Can you provide a brief overview of your lab’s current research focus?

The major focus of our laboratory has been the development and implementation of new technologies, most of them centered on protein analysis. For the last few years, we have been working on adaptations of deep mutational scanning, a method that uses high throughput DNA sequence reads to assess the functions of protein variants. Projects include approaches to extend deep mutational scanning into living organisms and to covalently link proteins to nucleic acid barcodes to allow biochemical assays of protein variants.

What is the significance of the findings in this publication?

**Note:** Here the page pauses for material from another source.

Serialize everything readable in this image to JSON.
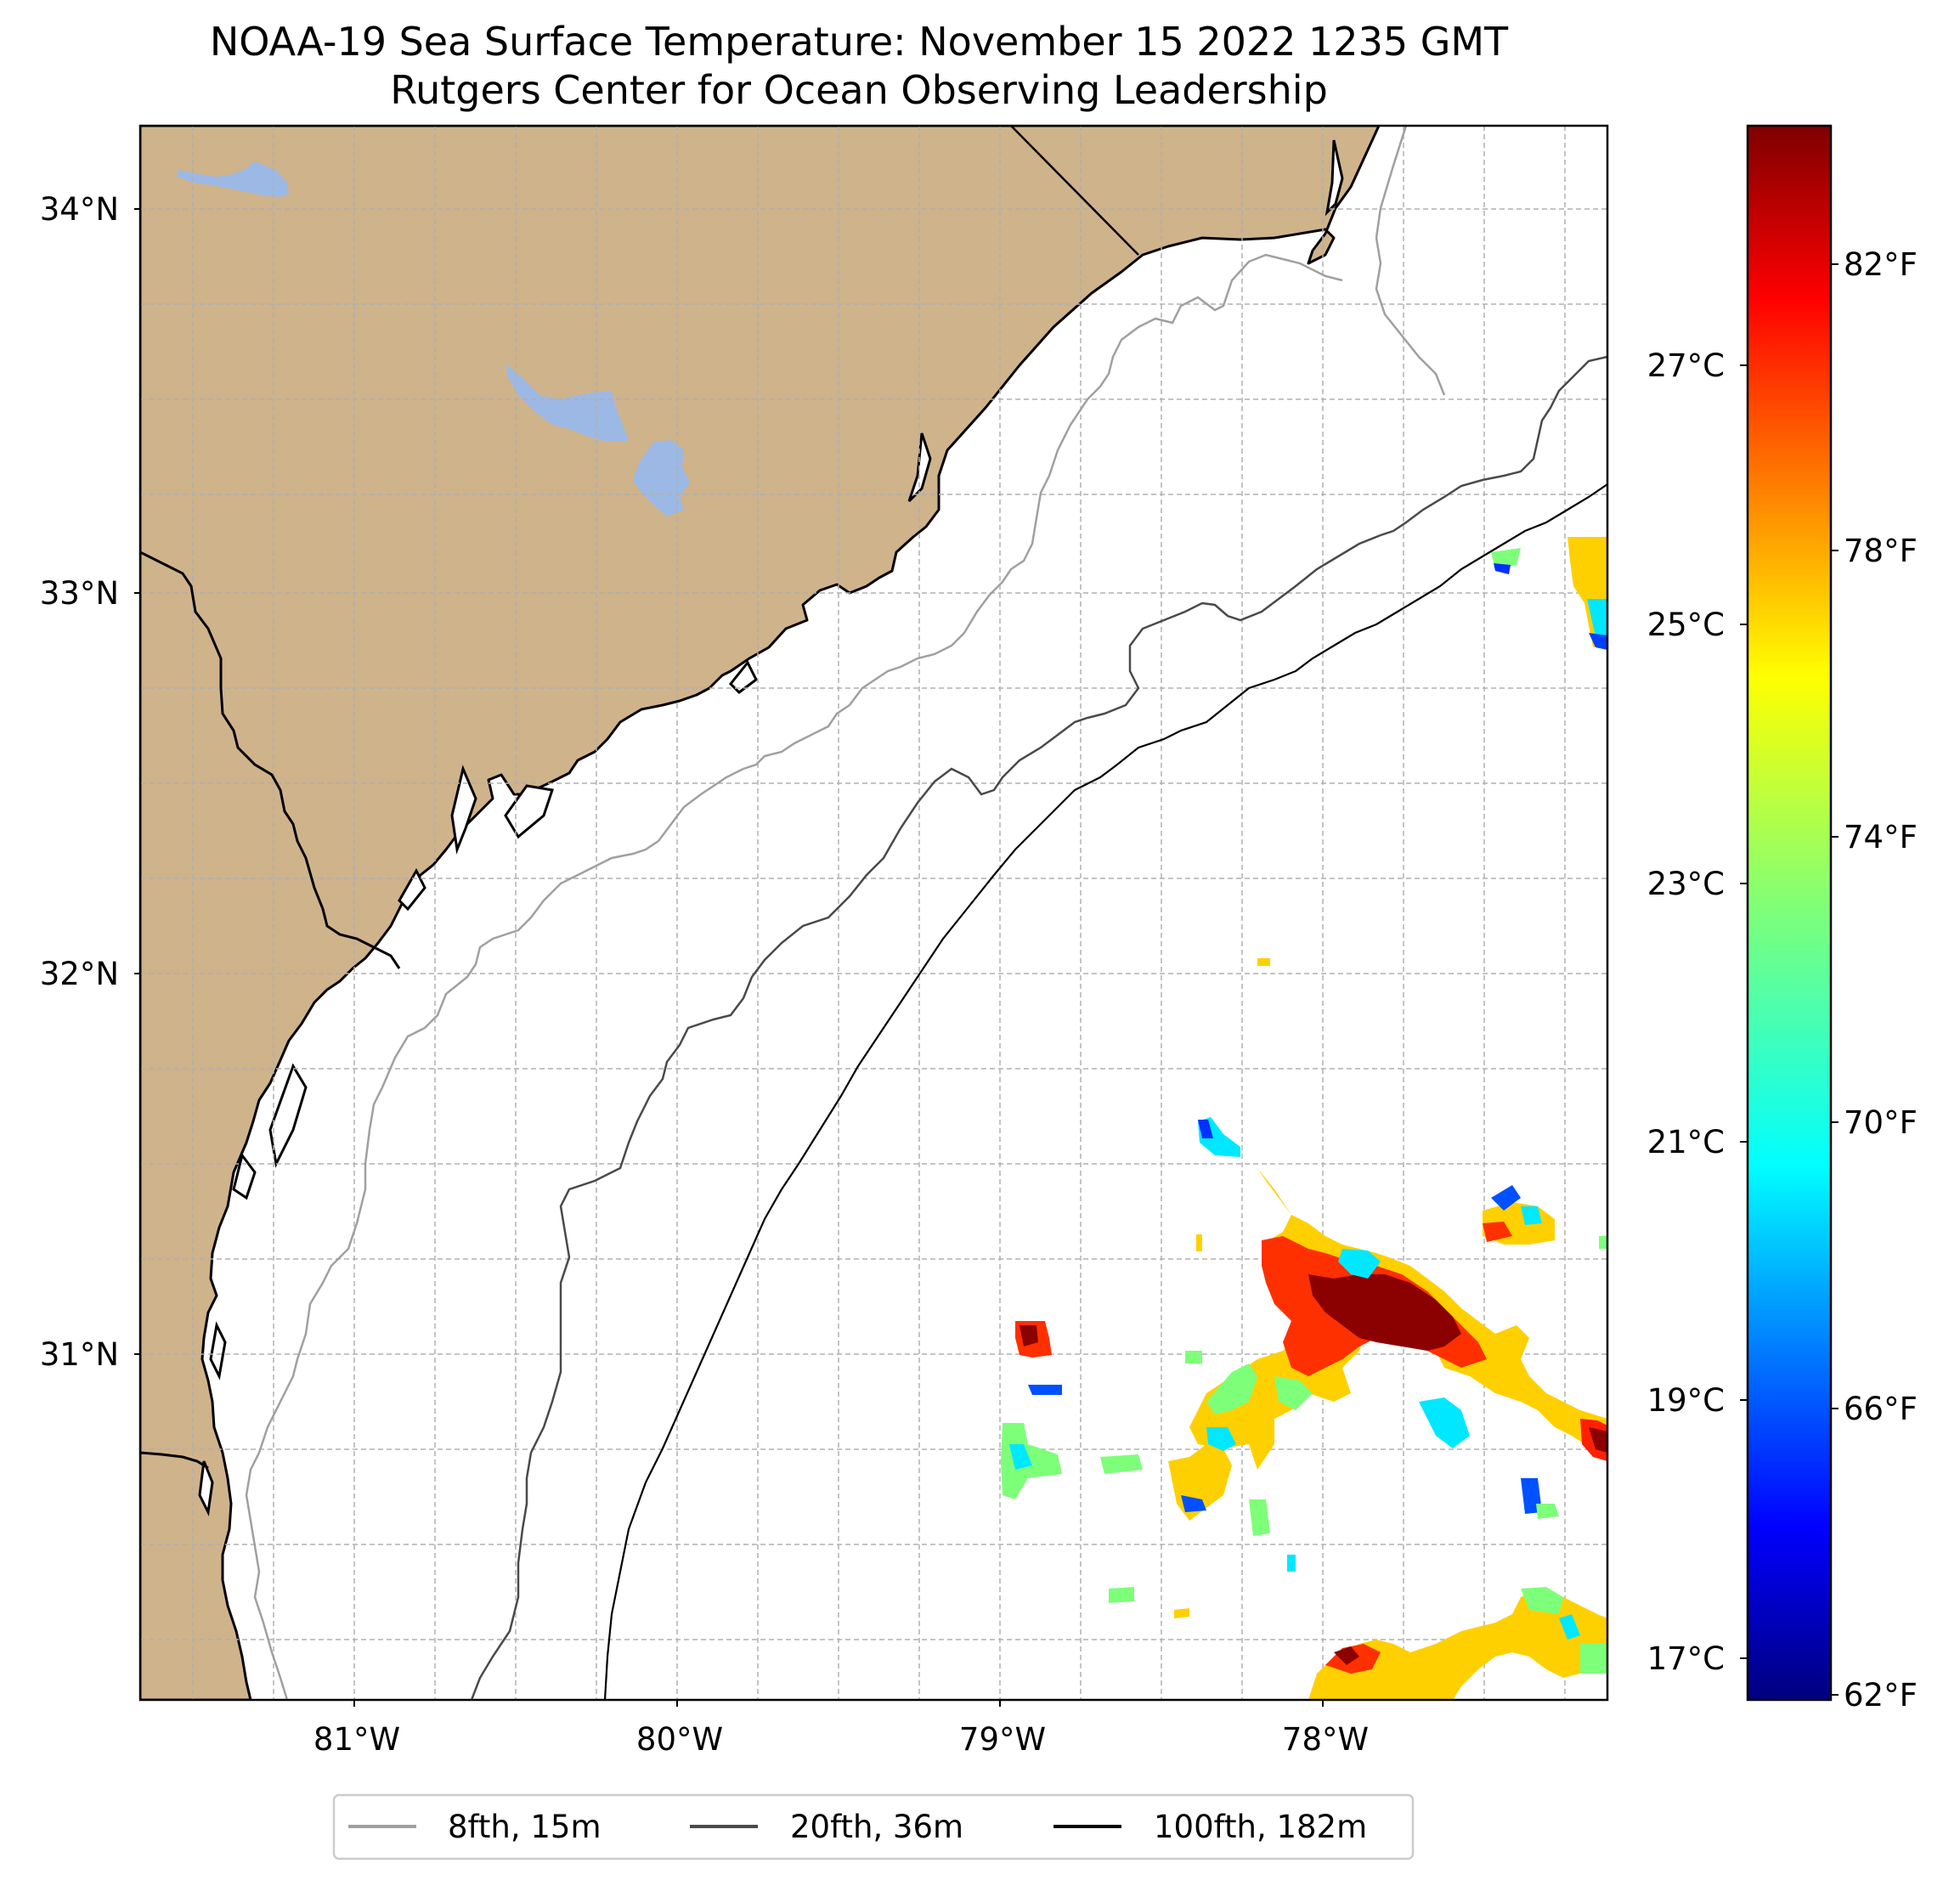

Peptide fragments can inhibit the interactions of the full-length proteins from which the fragments derive. We employed a high throughput assay to measure how the growth of E. coli is affected by fragments that derive from each of ten essential E. coli proteins. We used the resulting data to decipher general principles for how this type of inhibition occurs.

What are the next steps for this research?

Additional work based on this research may go in multiple directions. In one, fragments of proteins orthologous to the E. coli ones and derived from other bacteria, particularly human pathogens, can be tested to determine whether similar fragments inhibit the growth of these other bacteria. In another, it may be feasible to develop methods for the identification of inhibitory fragments on a proteome-wide basis. In a third, assays for inhibiting the growth of bacteria can be carried out under multiple conditions, such as in the presence of drugs.

If you’d like us to mention your funding sources, please list them.

NRSA fellowship and grants from the NIH.